Successi raggiunti dal progetto Hucare sull’umanizzazione delle cure in oncologia.
MILANO – Le statistiche più recenti lo hanno dimostrato: un malato di tumore su tre soffre di ansia o di depressione, influenzando negativamente le sue capacità di affrontare l’iter terapeutico. E le conseguenze della malattia hanno un impatto considerevole anche sulla vita e sulla psiche dei familiari, costretti a districarsi fra l’assistenza ospedaliera e i numerosi impegni della vita «normale»: lavoro, gestione della casa, cura dei figli o dei parenti anziani. Cosa si può fare per alleviare le difficoltà di quelle 300mila persone colpite ogni anno dal cancro in Italia? «Umanizzare gli ospedali con una serie di interventi mirati a dare supporto psicologico e sociale» risponde Rodolfo Passalacqua, responsabile dell’oncologia all’Azienda Istituti Ospitalieri di Cremona e del progetto HUCARE (HUmanization of CAncer caRE), che negli ultimi quattro anni ha coinvolto 29 strutture e oltre 700 professionisti con l’obiettivo di migliorare le condizioni di chi si ritrova in un reparto oncologico.
5 PASSI VERSO UN UNICO OBIETTIVO: FAR STAR MEGLIO I PAZIENTI – Dei 29 centri che dal 2008 a settembre 2011 hanno partecipato all’iniziativa (finanziata da Ministero della Salute e Regione Lombardia, con il contributo di Novartis) solo 25 – di cui ben 22 lombardi – hanno raggiunto almeno tre di questi obiettivi e sono stati premiati con un attestato. Il progetto ha individuato cinque aree di intervento: corsi di formazione alla comunicazione per tutto il personale (medici e infermieri); applicazione sistematica di un percorso informativo e di supporto per i tutti i nuovi pazienti; utilizzo di una lista di “domande-chiave” che i malati possono rivolgere all’oncologo perché dispongano delle informazioni necessarie sulla neoplasia e sulle migliori terapie disponibili; presenza di un “infermiere di riferimento” dedicato ad ogni nuovo malato che inizia una trattamento; rilevazione dello stato di ansia e depressione per tutti i malati grazie a un questionario ed eventuale consulenza psicologica (se indicata). «Medici e infermieri – prosegue Passalacqua – hanno seguito un corso di alta formazione per migliorare le competenze comunicative. Siamo riusciti a ridurre significativamente il disagio psichico grave grazie a un percorso strutturato che permette di individuarlo tempestivamente.

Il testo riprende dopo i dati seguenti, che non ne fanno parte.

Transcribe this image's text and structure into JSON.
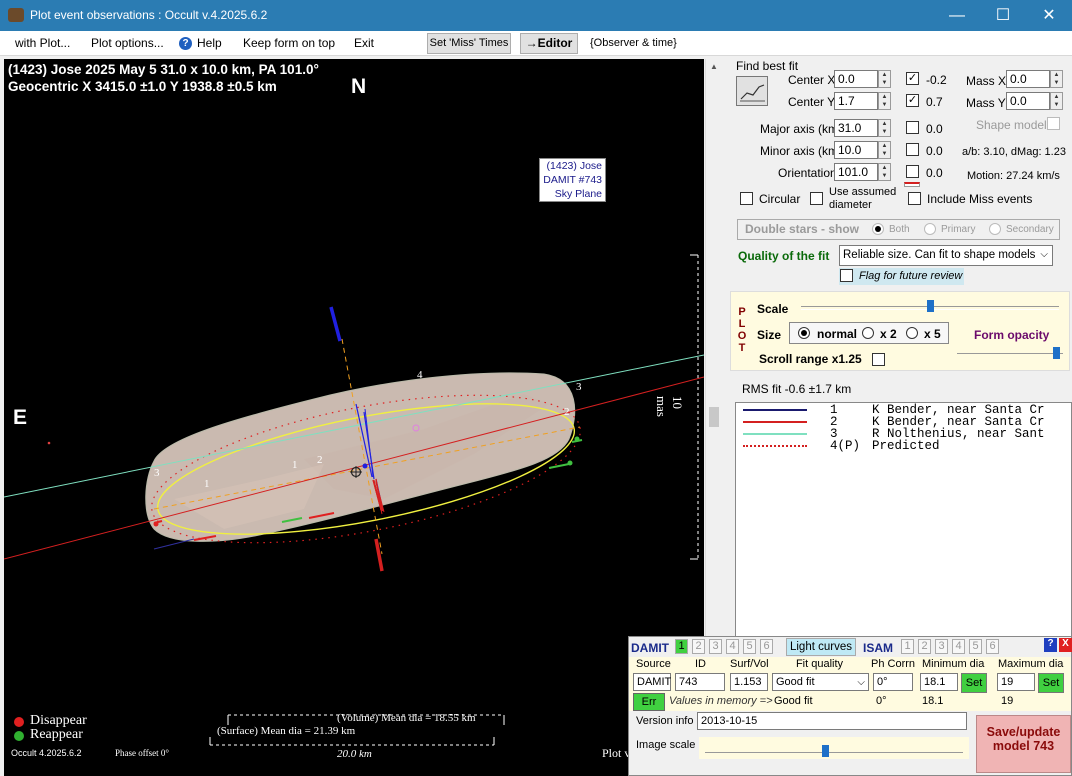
{
  "window": {
    "title": "Plot event observations : Occult v.4.2025.6.2",
    "minimize_glyph": "—",
    "maximize_glyph": "☐",
    "close_glyph": "✕"
  },
  "menu": {
    "with_plot": "with Plot...",
    "plot_options": "Plot options...",
    "help": "Help",
    "keep_on_top": "Keep form on top",
    "exit": "Exit",
    "set_miss_times": "Set 'Miss' Times",
    "editor": "→Editor",
    "observer_time": "{Observer & time}"
  },
  "plot": {
    "header_line1": "(1423) Jose  2025 May 5  31.0 x 10.0 km, PA 101.0°",
    "header_line2": "Geocentric  X  3415.0 ±1.0  Y 1938.8 ±0.5 km",
    "north": "N",
    "east": "E",
    "label_box": [
      "(1423) Jose",
      "DAMIT #743",
      "Sky Plane"
    ],
    "scale_label": "10 mas",
    "chord_labels": [
      "1",
      "1",
      "2",
      "2",
      "3",
      "3",
      "4"
    ],
    "legend_disappear": "Disappear",
    "legend_reappear": "Reappear",
    "volume_dia": "(Volume) Mean dia = 18.55 km",
    "surface_dia": "(Surface) Mean dia = 21.39 km",
    "km_scale": "20.0 km",
    "version": "Occult 4.2025.6.2",
    "phase_offset": "Phase offset 0°",
    "plot_cut": "Plot v"
  },
  "fit": {
    "find_best_fit": "Find best fit",
    "center_x_label": "Center X",
    "center_x": "0.0",
    "center_y_label": "Center Y",
    "center_y": "1.7",
    "center_x_check_val": "-0.2",
    "center_y_check_val": "0.7",
    "mass_x_label": "Mass X",
    "mass_x": "0.0",
    "mass_y_label": "Mass Y",
    "mass_y": "0.0",
    "major_label": "Major axis (km)",
    "major": "31.0",
    "major_check_val": "0.0",
    "minor_label": "Minor axis (km)",
    "minor": "10.0",
    "minor_check_val": "0.0",
    "orient_label": "Orientation",
    "orient": "101.0",
    "orient_check_val": "0.0",
    "shape_model": "Shape model",
    "ab_dmag": "a/b: 3.10, dMag: 1.23",
    "motion": "Motion: 27.24 km/s",
    "circular": "Circular",
    "use_assumed": "Use assumed",
    "diameter": "diameter",
    "include_miss": "Include Miss events",
    "double_stars": "Double stars - show",
    "both": "Both",
    "primary": "Primary",
    "secondary": "Secondary",
    "quality_label": "Quality of the fit",
    "quality_value": "Reliable size. Can fit to shape models",
    "flag_review": "Flag for future review"
  },
  "plotpanel": {
    "plot_vertical": [
      "P",
      "L",
      "O",
      "T"
    ],
    "scale": "Scale",
    "size": "Size",
    "normal": "normal",
    "x2": "x 2",
    "x5": "x 5",
    "form_opacity": "Form opacity",
    "scroll_range": "Scroll range x1.25"
  },
  "rms": "RMS fit -0.6 ±1.7 km",
  "observers": [
    {
      "num": "1",
      "name": "K Bender, near Santa Cr",
      "color": "#1a1a6e",
      "style": "solid"
    },
    {
      "num": "2",
      "name": "K Bender, near Santa Cr",
      "color": "#d42020",
      "style": "solid"
    },
    {
      "num": "3",
      "name": "R Nolthenius, near Sant",
      "color": "#7fe0c0",
      "style": "solid"
    },
    {
      "num": "4(P)",
      "name": "Predicted",
      "color": "#d42020",
      "style": "dots"
    }
  ],
  "damit": {
    "damit_label": "DAMIT",
    "tabs": [
      "1",
      "2",
      "3",
      "4",
      "5",
      "6"
    ],
    "light_curves": "Light curves",
    "isam_label": "ISAM",
    "isam_tabs": [
      "1",
      "2",
      "3",
      "4",
      "5",
      "6"
    ],
    "help_glyph": "?",
    "close_glyph": "X",
    "source_label": "Source",
    "id_label": "ID",
    "surf_vol_label": "Surf/Vol",
    "fit_quality_label": "Fit quality",
    "ph_corrn_label": "Ph Corrn",
    "min_dia_label": "Minimum dia",
    "max_dia_label": "Maximum dia",
    "source": "DAMIT",
    "id": "743",
    "surf_vol": "1.153",
    "fit_quality": "Good fit",
    "ph_corrn": "0°",
    "min_dia": "18.1",
    "max_dia": "19",
    "set": "Set",
    "err": "Err",
    "values_in_memory": "Values in memory =>",
    "mem_fit": "Good fit",
    "mem_ph": "0°",
    "mem_min": "18.1",
    "mem_max": "19",
    "version_info_label": "Version info",
    "version_info": "2013-10-15",
    "image_scale_label": "Image scale",
    "save_update": "Save/update",
    "model_num": "model 743"
  },
  "colors": {
    "titlebar": "#2b7cb3",
    "ellipse": "#f0f040",
    "chord_green": "#7fe0c0",
    "chord_red": "#e02020",
    "shape_fill": "#e6d4c8",
    "save_btn": "#f0b4b4",
    "set_btn": "#40d040"
  }
}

Cambia completamente il modo in cui i pazienti vengono accolti in reparto».
DARE LE RISPOSTE ALLE DOMANDE DEI MALATI – In pratica, in ogni struttura è ora presente uno psicologo a cui vengono indirizzati i malati colpiti da ansia e depressione, diagnosticate con uno screening specifico. Ad ogni paziente è assegnato un infermiere di riferimento che lo assiste nelle varie fasi della terapia fornendogli informazioni dettagliate. Ed è istituito il Punto di Informazione e Supporto (PIS), gestito da personale infermieristico appositamente formato, dotato di una biblioteca per pazienti con materiale informativo specifico in diversi formati (cartaceo e video), con accesso a internet e a banche dati. «Sono molto pochi, meno di un terzo, i malati che riconoscono di avere problemi e chiedono aiuto allo psicologo. E’ quindi importante che il loro status psicologico venga monitorato di routine, come si fa con la pressione sanguigna, per poter intervenire se necessario» sottolinea Claudia Borreani, responsabile della psiconcologia all’Istituto tumori di Milano. E’ anche fondamentale, però, che i malati rompano il silenzio e imparino a chiedere ciò di cui hanno bisogno. Non è facile trovare ascolto, tempo, privacy e risposte in una corsia d’ospedale, fra mille urgenze e impegni che affollano le giornate dei medici, ma avere un infermiere di riferimento è certo una buona soluzione. «Visti gli ottimi risultati raggiunti HUCARE è un modello studiato con attenzione anche a livello europeo e speriamo di poter allargare velocemente l’iniziativa su tutto il territorio nazionale. Per ora sono già più di 30 i centri che ne hanno fatto richiesta» conclude Carmine Pinto, consigliere nazionale dell’Associazione italiana di oncologia medica.